With only 9 pixels of horizontal resolution, each character (3 pixels wide) had to be stacked vertically. Even so, the characters are clearly recognizable.
5.2 SONY Text Display (switching every second)
Next, the characters S, O, N, Y were displayed switching every second.
This confirmed that dynamic content can be expressed as ntsc.raw.
5.3 Bad Apple!! - Grayscale Video Playback
The most ambitious experiment: the famous monochrome animation "Bad Apple!!" was converted to NTSC video and played back.
A key advancement here is grayscale support — not just simple black and white.
Each video frame is converted to grayscale, resized to 9x87 pixels, and brightness values are linearly mapped to PCM values.
brightness 0 (black) -> PCM_BLACK (0x100000)
brightness 255 (white) -> PCM_WHITE (0x7FFFFF)
The 24bit dynamic range enables smooth 256-level grayscale — impossible with 1-bit GPIO output.
Resolution:
horizontal : 9 pixels
vertical : 87 lines (LINE_REPEAT=3, 180 active lines)
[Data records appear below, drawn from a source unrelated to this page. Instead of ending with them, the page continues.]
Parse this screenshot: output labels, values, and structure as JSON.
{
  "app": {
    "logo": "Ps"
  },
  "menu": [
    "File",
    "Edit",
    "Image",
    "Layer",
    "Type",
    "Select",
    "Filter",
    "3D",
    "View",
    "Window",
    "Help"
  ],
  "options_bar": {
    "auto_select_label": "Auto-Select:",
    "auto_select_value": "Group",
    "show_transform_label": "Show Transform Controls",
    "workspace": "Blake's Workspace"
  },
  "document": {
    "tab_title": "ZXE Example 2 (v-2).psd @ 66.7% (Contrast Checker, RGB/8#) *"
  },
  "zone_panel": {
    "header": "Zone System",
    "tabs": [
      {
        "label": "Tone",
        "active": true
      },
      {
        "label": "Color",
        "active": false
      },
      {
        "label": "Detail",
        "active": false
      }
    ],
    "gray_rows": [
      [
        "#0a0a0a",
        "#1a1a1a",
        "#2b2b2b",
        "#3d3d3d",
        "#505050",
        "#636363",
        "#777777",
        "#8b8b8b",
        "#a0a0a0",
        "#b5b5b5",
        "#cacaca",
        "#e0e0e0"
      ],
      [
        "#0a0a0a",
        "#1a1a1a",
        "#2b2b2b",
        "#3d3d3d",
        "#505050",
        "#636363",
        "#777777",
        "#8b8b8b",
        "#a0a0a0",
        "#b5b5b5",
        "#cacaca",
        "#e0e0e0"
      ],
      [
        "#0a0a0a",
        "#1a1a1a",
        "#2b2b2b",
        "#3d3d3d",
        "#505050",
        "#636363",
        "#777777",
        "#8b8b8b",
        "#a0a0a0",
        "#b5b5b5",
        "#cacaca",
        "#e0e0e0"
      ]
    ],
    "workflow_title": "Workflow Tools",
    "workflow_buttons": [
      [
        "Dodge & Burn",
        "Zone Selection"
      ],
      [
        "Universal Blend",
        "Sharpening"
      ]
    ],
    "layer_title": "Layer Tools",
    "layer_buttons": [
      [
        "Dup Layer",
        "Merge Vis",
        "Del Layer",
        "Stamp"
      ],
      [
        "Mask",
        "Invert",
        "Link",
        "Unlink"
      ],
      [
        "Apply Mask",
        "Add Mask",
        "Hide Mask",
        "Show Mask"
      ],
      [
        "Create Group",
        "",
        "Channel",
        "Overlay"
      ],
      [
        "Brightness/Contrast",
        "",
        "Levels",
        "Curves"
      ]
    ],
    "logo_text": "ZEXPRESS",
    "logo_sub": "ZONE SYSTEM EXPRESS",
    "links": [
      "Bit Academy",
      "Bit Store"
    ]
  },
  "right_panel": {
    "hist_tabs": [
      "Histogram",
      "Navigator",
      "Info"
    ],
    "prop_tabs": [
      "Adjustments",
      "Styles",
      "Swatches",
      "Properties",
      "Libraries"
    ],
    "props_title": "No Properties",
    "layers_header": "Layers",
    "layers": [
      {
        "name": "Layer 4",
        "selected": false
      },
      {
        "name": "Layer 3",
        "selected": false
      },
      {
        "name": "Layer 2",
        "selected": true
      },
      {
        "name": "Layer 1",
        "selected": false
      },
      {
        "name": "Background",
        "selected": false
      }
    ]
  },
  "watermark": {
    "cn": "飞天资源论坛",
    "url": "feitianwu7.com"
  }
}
Even at this extremely low resolution, Bad Apple!! is clearly recognizable. This is thanks to its high-contrast silhouette style, and the accurate luminance reproduction enabled by grayscale support.
5.4 Comparison with Generation 1
Generation 1 (CH32V003) vs Generation 2 (Spresense):
Video generation : CPU real-time vs Python pre-generated Color depth : 1bit (black/white only) vs 24bit (grayscale) CPU load : High vs Zero Code changes : Required vs Not required How to update : Recompile and flash vs Swap SD card file Output : GPIO vs Audio Jack
The most important difference: to change the video content in Generation 1, you must rewrite the code and flash the microcontroller. In Generation 2, just swap the file on the SD card. No recompiling. No re-flashing.